On s’entend, c’est habile. Et je crois que cela sera toujours vrai dans une très grande mesure. Mais est-ce qu’on peut imaginer, à terme, une certaine réduction dans les budgets marketing (frais de déplacement, hébergement, restaurations, etc.) pour les tournées de journalistes et influenceurs, afin d’en mettre un peu plus dans une stratégie d’influenceurs IA? Comme gestionnaire, je crois que la question est valide. Si l’expérience est concluante avec Emma, qu’est-ce qui empêche Germany Tourism de créer Jules, un homme dans la cinquantaine faisant partie de la communauté LGBTQ, ou encore Ahmed, à la tête d’une famille de 4 enfants, qui pourrait parler à une autre niche de clientèle. Je dis ça, je dis rien…
L’IA n’est pas forcément non-pertinente
Je vous avoue, j’ai un peu ri et souri quand j’ai lu certains des commentaires émis par des blogueurs et influenceurs sur la publication en référence, ci-dessus. « Quel intérêt de suivre un personnage artificiel, digne d’un cartoon, pour découvrir des bons restos », ou encore « si Emma suggère un endroit et s’excite pour les trucs à y faire, je me dis que c’est OK pour d’autres personnages IA, mais pas forcément pour moi, un humain ».
Quelle mauvaise foi, quand même!
Déjà, je pense qu’on n’a qu’à suivre la page d’Anne Kerdi pour voir et réaliser qu’il y a des trucs vraiment bien, des conseils et astuces qui peuvent être partagés par une IA, sans que ça pose problème, bien au contraire.
Et je crois que certains influenceurs risquent de se retrouver comme les pompiers qui s’arrosent eux-mêmes. C’est-à-dire qu’on va se pencher sur leur métier de créateur de contenu et d’influenceurs pour voir si les contenus y sont toujours pertinents, à la hauteur des contrats qui étaient en place, et pertinents (et générant des taux d’engagement) aux yeux des abonnés et voyageurs ciblés par des territoires qui ont initié des collaborations avec eux et elles. Vous savez quoi? Ce n’est pas toujours du joli.
La quête d’authenticité, encore et toujours
Au fond, la vraie question qui émerge de cette polémique revient à la nature même des publications, des contenus qui seront partagés par Emma vis-à-vis des contenus d’influenceurs et ceux créés par une destination. Au final, les gens recherchent des informations utiles et concrètes pour mieux planifier leur séjour, découvrir ces pépites peu connues et avoir une expérience positive lors d’un prochain voyage. Est-ce que les contenus partagés par une foodie que l’on suit depuis plusieurs années sont plus pertinents que ceux qui seront partagés par Emma? Ils seront plus authentiques, certes. Mais la notion de pertinence, ou « utilité », est bien plus subjective.
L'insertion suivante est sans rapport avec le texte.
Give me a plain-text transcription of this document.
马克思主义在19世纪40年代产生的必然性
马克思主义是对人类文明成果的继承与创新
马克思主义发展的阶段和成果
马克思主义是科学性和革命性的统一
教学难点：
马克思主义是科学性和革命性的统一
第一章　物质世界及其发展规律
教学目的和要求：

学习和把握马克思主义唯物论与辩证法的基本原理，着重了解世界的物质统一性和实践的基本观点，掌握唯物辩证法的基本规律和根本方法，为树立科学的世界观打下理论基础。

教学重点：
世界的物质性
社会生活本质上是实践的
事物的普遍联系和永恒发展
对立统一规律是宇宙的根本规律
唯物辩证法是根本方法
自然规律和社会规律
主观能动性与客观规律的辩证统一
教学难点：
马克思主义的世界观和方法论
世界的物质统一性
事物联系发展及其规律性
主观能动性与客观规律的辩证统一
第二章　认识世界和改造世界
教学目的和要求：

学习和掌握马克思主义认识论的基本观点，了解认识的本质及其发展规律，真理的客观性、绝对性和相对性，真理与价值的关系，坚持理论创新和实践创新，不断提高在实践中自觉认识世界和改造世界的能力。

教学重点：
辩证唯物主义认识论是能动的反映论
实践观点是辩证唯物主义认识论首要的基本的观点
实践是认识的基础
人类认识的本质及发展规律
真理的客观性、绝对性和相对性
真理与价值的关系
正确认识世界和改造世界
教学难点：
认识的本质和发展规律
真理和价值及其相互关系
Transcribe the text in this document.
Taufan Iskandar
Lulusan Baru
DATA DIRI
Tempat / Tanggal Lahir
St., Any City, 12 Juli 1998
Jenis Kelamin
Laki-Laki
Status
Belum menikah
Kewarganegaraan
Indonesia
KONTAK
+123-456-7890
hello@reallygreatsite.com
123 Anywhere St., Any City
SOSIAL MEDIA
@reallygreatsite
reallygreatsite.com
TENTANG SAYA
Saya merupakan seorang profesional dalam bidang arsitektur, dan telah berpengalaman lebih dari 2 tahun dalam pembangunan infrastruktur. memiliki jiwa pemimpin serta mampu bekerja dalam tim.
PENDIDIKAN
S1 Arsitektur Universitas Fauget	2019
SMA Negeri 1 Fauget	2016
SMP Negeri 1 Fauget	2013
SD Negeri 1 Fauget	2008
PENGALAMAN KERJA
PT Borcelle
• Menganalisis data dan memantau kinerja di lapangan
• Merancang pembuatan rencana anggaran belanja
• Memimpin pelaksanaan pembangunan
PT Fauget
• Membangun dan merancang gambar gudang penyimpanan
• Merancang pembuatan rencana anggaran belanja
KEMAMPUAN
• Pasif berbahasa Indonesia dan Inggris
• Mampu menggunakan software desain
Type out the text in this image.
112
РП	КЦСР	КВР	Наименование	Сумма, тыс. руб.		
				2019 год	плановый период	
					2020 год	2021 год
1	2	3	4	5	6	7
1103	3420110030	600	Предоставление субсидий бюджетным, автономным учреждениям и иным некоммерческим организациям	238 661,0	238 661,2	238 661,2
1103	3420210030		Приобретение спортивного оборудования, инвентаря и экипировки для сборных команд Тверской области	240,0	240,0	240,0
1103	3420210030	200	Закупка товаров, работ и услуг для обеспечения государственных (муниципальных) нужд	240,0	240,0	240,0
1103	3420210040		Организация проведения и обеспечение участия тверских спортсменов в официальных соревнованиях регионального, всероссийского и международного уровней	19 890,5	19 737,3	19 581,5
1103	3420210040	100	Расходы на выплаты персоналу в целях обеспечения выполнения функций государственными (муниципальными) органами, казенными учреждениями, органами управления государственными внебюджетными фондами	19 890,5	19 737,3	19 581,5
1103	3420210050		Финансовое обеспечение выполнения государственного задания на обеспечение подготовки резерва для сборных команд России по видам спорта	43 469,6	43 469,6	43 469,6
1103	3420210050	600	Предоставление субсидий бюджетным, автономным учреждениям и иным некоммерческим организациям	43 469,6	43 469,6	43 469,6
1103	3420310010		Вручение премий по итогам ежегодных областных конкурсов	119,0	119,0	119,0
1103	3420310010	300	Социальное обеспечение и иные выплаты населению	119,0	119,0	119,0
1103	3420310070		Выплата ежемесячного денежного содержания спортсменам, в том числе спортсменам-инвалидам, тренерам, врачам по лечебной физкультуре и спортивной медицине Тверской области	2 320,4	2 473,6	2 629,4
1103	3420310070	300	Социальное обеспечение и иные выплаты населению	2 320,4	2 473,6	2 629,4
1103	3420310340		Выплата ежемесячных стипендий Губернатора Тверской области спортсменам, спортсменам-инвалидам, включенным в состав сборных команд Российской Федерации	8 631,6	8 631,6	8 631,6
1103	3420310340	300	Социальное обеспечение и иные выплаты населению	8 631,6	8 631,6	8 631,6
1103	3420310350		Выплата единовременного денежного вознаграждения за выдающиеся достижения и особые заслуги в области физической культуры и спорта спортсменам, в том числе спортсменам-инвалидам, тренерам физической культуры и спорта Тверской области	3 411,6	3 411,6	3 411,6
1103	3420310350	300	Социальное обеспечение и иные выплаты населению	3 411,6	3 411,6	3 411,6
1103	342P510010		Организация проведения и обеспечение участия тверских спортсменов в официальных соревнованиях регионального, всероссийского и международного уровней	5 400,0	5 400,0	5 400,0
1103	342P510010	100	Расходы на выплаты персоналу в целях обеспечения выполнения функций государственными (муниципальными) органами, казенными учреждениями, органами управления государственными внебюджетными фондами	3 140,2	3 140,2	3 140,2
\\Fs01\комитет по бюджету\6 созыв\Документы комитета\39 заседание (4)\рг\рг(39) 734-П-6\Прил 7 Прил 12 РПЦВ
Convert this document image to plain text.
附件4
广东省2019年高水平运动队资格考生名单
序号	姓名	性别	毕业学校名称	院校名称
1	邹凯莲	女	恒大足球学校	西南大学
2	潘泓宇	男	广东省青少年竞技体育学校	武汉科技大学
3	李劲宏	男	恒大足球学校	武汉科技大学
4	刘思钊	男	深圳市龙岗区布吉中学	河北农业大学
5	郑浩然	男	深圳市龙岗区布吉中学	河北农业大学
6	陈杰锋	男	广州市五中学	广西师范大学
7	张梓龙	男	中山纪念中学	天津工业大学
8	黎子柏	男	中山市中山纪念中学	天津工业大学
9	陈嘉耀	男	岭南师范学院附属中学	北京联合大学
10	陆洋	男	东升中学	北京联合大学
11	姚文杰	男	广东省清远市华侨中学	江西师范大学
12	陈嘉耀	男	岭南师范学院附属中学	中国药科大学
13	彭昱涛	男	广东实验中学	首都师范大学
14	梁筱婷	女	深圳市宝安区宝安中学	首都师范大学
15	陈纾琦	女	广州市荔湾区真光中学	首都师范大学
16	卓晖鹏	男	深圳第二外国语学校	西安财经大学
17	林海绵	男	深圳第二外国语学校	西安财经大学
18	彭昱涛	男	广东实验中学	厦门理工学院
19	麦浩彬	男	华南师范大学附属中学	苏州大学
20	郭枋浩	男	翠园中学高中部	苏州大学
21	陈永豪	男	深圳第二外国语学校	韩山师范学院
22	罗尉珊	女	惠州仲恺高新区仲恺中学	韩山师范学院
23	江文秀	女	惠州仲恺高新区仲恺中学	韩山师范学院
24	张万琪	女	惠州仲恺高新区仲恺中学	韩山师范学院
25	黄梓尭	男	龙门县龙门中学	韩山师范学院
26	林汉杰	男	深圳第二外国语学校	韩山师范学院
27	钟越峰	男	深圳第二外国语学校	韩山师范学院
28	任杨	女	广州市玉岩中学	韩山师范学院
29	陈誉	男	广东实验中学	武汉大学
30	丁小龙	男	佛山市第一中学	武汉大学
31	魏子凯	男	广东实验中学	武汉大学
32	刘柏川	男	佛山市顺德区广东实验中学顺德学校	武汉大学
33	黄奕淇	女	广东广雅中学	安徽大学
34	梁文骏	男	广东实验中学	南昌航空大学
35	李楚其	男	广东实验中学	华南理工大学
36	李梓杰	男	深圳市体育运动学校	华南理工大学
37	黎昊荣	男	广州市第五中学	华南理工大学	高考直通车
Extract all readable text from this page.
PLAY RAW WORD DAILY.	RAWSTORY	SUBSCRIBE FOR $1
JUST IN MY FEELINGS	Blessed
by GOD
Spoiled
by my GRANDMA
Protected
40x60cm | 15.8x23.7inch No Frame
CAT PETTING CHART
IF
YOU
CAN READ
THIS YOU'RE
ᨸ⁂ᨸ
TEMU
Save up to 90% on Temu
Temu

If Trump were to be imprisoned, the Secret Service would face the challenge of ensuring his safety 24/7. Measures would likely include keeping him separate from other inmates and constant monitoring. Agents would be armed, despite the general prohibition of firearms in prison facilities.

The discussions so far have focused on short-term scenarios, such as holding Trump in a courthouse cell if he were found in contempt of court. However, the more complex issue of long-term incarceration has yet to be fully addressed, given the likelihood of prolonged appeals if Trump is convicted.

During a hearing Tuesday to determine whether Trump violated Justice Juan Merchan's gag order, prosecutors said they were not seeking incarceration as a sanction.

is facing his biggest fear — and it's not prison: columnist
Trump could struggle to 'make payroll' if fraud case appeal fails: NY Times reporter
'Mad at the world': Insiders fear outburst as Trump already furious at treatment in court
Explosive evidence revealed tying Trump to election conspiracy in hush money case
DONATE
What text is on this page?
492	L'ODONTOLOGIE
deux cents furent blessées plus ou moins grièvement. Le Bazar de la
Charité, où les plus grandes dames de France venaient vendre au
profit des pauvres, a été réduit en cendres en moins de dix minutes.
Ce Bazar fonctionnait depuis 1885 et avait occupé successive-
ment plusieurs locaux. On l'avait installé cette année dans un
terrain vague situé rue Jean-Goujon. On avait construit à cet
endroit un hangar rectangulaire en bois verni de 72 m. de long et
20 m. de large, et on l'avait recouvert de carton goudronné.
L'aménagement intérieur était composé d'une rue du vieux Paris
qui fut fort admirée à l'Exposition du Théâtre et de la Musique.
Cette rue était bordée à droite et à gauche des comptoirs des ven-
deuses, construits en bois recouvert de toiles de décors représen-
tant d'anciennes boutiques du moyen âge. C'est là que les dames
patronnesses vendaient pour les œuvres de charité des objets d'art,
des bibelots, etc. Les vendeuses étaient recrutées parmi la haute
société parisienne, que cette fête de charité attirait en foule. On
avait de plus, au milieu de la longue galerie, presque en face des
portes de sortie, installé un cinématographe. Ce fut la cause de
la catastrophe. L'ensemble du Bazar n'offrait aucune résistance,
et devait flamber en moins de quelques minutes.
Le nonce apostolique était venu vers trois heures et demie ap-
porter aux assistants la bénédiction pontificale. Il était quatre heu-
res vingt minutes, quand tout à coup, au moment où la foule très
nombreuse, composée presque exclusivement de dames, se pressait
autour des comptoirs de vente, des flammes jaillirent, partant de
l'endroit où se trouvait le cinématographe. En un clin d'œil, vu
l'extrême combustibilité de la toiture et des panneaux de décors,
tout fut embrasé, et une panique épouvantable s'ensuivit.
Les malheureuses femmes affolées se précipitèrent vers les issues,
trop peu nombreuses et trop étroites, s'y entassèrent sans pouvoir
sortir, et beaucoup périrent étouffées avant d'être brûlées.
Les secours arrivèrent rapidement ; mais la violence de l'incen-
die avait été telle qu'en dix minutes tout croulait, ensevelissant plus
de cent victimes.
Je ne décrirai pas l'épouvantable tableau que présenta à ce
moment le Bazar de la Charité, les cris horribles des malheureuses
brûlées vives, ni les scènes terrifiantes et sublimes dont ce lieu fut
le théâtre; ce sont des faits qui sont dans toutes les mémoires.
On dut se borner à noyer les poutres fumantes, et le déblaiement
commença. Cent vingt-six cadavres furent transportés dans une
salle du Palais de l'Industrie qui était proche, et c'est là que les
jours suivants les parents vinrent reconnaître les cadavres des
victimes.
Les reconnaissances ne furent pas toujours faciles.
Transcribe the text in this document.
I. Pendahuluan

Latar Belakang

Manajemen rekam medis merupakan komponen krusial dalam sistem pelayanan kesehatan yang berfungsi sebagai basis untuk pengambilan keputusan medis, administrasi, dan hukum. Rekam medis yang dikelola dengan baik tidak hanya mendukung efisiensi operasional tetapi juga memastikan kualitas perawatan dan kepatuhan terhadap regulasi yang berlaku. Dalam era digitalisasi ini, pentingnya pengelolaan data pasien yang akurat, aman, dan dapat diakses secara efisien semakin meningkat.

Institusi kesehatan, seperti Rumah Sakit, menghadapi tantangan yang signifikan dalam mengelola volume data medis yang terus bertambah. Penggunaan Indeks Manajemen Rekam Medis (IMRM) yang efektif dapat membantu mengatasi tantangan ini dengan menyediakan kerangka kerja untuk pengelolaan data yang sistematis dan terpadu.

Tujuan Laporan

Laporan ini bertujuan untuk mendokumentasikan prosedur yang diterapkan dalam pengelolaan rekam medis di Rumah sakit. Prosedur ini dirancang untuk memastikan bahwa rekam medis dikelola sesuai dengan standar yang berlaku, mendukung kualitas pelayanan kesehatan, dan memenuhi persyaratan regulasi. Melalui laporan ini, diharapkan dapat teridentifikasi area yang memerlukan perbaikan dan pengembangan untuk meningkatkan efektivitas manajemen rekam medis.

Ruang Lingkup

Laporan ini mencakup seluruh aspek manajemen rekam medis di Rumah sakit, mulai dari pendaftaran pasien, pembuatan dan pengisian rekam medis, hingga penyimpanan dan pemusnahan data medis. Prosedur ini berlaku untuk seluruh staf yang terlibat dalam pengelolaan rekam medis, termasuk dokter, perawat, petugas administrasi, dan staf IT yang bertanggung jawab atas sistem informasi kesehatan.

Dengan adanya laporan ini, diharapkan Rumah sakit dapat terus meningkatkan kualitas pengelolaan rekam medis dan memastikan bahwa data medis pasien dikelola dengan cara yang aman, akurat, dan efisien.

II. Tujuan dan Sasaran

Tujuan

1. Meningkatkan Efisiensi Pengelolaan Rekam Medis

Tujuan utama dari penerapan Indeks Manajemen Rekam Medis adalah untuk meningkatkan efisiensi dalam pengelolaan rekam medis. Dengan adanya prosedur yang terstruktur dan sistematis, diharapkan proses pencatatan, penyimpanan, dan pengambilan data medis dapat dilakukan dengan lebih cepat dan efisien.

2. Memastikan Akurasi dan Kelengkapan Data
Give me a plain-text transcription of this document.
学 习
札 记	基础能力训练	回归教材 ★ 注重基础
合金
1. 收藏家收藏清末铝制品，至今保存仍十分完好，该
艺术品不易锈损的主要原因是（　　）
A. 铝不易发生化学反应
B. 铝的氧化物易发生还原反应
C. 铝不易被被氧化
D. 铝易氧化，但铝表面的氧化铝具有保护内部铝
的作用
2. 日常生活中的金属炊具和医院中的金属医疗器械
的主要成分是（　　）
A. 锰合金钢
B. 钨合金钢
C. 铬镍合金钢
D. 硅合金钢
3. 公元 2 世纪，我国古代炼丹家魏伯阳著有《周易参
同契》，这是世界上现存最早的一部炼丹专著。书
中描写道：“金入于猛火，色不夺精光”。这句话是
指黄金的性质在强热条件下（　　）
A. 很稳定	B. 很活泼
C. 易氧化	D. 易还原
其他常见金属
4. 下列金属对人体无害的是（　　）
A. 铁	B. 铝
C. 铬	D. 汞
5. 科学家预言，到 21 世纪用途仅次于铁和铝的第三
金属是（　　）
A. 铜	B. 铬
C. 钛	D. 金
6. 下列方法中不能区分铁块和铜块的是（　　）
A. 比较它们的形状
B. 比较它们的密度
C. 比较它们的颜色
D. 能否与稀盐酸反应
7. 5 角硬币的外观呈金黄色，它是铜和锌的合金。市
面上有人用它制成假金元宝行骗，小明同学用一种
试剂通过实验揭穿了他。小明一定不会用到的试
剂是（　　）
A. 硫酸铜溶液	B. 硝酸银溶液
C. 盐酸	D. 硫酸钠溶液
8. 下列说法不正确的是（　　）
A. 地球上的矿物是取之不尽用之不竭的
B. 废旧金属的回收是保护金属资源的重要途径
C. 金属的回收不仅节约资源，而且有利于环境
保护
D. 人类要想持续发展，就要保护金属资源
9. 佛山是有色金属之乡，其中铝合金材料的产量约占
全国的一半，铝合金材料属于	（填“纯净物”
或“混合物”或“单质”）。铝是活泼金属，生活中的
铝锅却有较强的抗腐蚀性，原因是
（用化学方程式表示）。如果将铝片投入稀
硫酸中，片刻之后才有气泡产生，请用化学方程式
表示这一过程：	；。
Là où je me pose une question est sur comment seront perçus les contenus d’Emma par les moteurs de recherche comme Google. Cette dernière a récemment laissé savoir qu’elle pénaliserait les contenus générés par l’IA sur des sites web, dans les résultats de son moteur de recherche. Dans ce cas-ci, est-ce que le social search pour Germany Tourism risque d’avoir un impact négatif avec cette initiative? Permettez-moi d’en douter, mais je pose quand même la question bien naïvement…
Mieux vaut tester et ajuster… que d’attendre et d’être en retard!
Certaines critiques peuvent ainsi être justifiées, alors que d’autres jaillissent surtout d’une forme de résistance au changement. Je trouve que Germany Tourism a de l’audace de lancer cette initiative de manière aussi transparente. Il y aura certainement une période de rodage et d’ajustements, et j’ose imaginer qu’ils ont déjà prévu un calendrier d’action et de contenu, en parallèle avec les autres collaborations en cours avec leurs partenaires réguliers.
Nous serons bien sûr plusieurs à observer le cheminement d’Emma, tout comme on le fait avec Anne Kerdi (même si cette dernière n’est pas une collaboratrice officielle d’une organisation touristique, on s’entend). On lui souhaite bonne chance… et qui sait, peut-être aurons-nous le goût d’aller faire un tour en Bavière l’été prochain?